Dr Niraj Sharma:Small numbers can exaggerate effects or hide nuance. Second, the trial was stopped early for harm. While that was the right ethical decision, early termination can inflate risk difference and leave long term ischemic trends unknown. We may have seen a signal amplified by timing rather than true magnitude. Third, geography.
Dr Niraj Sharma:Aquatic was conducted almost entirely in France, a homogeneous European population. That limits generalizability to East Asian or South Asian cohorts, Africans where bleeding and thrombosis behave differently, and DOAC dosing strategies vary. Fourth, drug heterogeneity. Nearly ninety percent of patients took a DOAC, but multiple agents were allowed without randomization by type. Apixaban, rivaroxaban, dabigatran, edoxaban all behave a little differently.
Dr Niraj Sharma:Without stratification, we can't tell if one drives the bleeding curve more than another. Fifth, anatomy and procedure complexity. Despite labeling this a high atherothrombotic risk cohort, only a fraction had truly complex PCI, multiple overlapping stents, bifurcation work, or long segment disease. That means for our patients with diffuse coronary disease or recurrent restenosis, we're still extrapolating. Sixth, event adjudication.
Dr Niraj Sharma:Bleeding was defined by ISTH criteria, but minor and non major events were underreported, and there was no centralized imaging core for confirming stroke or myocardial infarction. In a world where silent cerebral events are common in AF, that leaves room for uncertainty. Seventh, mechanistic insight. The study didn't include biomarkers, no D dimer, no platelet reactivity, no CRP or endothelial markers. We don't know who bleeds because of biology versus who bleeds because of chance.
Dr Niraj Sharma:Eighth, a small subset, about ten percent were on anticoagulation for reasons other than AF, venous thromboembolism, left ventricular thrombus, other indications but outcomes weren't separated. That heterogeneity muddies the pure AF plus coronary disease signal we'd like to see. Ninth, adherence and dose verification. Therapy compliance was self reported, not plasma validated. Even minor crossovers, stopping aspirin, missing DOAC doses could bias results toward showing harm.

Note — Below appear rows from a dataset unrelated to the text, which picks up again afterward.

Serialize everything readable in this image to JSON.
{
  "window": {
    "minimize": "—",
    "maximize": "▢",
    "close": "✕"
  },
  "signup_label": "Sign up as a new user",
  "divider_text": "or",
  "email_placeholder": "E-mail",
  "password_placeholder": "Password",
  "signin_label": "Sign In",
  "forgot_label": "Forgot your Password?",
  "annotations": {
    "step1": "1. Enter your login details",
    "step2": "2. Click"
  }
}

Dr Niraj Sharma:And finally, duration. Two year follow-up captures early safety, but not the full chronic risk of AF plus coronary disease, patients who live a decade or more. Whether event curves converge or whether some late ischemic penalty emerges, we simply don't know. So what do we take from all this? Aquatic is confirmatory, but not conclusive.
Dr Niraj Sharma:It strengthens the case for DOAC only therapy in most stable AF plus coronary artery disease patients, but it also reminds us that simplification must remain individualized. The patient with three stents, chronic kidney disease, or diffuse diabetes may still need a bespoke approach. In other words, this trial refines the story but it doesn't close the book. And that's exactly where thoughtful electrophysiologists and thoughtful clinicians should live, at the intersection of evidence and individualization. Thank you all for listening and joining me for this EP Edge Journal Watch podcast background and breakthrough the aquatic trial.
Dr Niraj Sharma:I'm Dr Niraj Sharma. Take care and bye for now.